Anika Lanser, Columbia University

Relationships to safety, surveillance, public space and property have shifted distinctly during the Covid-19 pandemic. This work seeks to understand how these shifts have influenced the framing by mainstream media of social movements organizing during this period. Previous literature on social movement organizations posits framing as a discursive process where the meaning of the movement is collaboratively created and defined to mobilize future actions and members. Drawing on a case study of Abolition Park, which began as Occupy City Hall in New York City advocating for the defunding of the New York Police Department, this paper uses 500 Tweets and 400 Instagram posts from Abolition Park and 50 articles published in mainstream media outlets to understand how Abolition Park is framed by outsiders and how it resists outside framing through the use of social media.

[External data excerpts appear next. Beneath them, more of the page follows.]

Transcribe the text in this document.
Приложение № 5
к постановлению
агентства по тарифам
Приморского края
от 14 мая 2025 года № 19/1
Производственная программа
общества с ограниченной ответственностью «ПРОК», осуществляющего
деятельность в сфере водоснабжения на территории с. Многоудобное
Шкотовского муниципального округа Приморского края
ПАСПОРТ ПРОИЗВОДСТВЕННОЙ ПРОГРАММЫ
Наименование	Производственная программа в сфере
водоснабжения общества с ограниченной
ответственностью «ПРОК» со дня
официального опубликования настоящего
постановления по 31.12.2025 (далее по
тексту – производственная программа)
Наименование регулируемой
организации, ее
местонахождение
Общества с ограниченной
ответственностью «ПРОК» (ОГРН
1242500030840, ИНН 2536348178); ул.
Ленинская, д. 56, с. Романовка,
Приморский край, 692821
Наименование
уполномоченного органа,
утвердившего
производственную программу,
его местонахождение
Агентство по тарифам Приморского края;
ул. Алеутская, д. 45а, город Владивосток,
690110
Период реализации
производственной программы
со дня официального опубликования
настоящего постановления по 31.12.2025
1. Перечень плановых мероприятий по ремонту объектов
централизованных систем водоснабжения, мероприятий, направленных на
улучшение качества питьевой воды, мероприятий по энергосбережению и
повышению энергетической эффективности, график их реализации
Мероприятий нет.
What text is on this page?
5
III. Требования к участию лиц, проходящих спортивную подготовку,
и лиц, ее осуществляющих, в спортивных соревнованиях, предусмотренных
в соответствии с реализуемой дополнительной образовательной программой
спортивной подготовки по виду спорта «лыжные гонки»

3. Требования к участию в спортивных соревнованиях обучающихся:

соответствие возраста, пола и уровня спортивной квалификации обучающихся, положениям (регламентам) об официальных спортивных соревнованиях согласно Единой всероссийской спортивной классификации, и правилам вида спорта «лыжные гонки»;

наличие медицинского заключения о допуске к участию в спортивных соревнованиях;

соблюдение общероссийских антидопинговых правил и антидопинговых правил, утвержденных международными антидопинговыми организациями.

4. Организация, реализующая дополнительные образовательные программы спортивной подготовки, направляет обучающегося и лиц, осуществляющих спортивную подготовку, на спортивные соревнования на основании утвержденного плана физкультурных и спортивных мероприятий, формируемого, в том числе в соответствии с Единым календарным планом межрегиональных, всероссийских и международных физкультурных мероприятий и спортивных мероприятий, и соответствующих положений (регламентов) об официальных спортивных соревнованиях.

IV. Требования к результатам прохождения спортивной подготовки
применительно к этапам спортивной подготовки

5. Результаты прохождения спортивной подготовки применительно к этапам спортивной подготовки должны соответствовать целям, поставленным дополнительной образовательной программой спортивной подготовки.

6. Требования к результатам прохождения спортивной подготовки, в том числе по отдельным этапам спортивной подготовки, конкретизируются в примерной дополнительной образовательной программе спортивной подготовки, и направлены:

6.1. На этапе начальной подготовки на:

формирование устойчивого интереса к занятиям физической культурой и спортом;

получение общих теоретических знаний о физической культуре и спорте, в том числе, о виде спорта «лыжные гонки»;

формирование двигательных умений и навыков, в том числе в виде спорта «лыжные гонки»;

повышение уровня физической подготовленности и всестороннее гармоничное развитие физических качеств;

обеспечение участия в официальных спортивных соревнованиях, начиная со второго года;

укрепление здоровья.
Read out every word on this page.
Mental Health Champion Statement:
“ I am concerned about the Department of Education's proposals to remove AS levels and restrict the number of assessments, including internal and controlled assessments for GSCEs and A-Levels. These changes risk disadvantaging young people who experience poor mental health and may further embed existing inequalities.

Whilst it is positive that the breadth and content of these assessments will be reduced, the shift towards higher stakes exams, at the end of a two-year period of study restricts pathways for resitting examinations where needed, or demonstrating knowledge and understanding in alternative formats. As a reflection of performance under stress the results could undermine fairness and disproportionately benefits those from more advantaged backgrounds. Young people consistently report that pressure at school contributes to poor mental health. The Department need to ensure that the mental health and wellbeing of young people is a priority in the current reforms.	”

Mainstream media’s framing of Abolition Park focuses on clashes at protest actions and policing, while Abolition Park’s framing emphasizes their direct action and mutual aid work that draws on prefigurative politics. Both mainstream media and Abolition Park’s social media draw on similar themes of safety, surveillance, public space, and property to frame Abolition Park, yet misrepresentation of the community by mainstream media is what led Abolition Park to create social media that reframes concepts like safety and public space within abolition ideology. The differences in framing between Abolition Park and the mainstream media indicate the potential of social media as a space for discursive framing within social movements and as a tool for social movements to reclaim the framing of their work. This work examines what kinds of direct action are legitimized by mainstream media as protest, as well as the potential for social movements to use social media to counter mainstream media’s framing of those movements.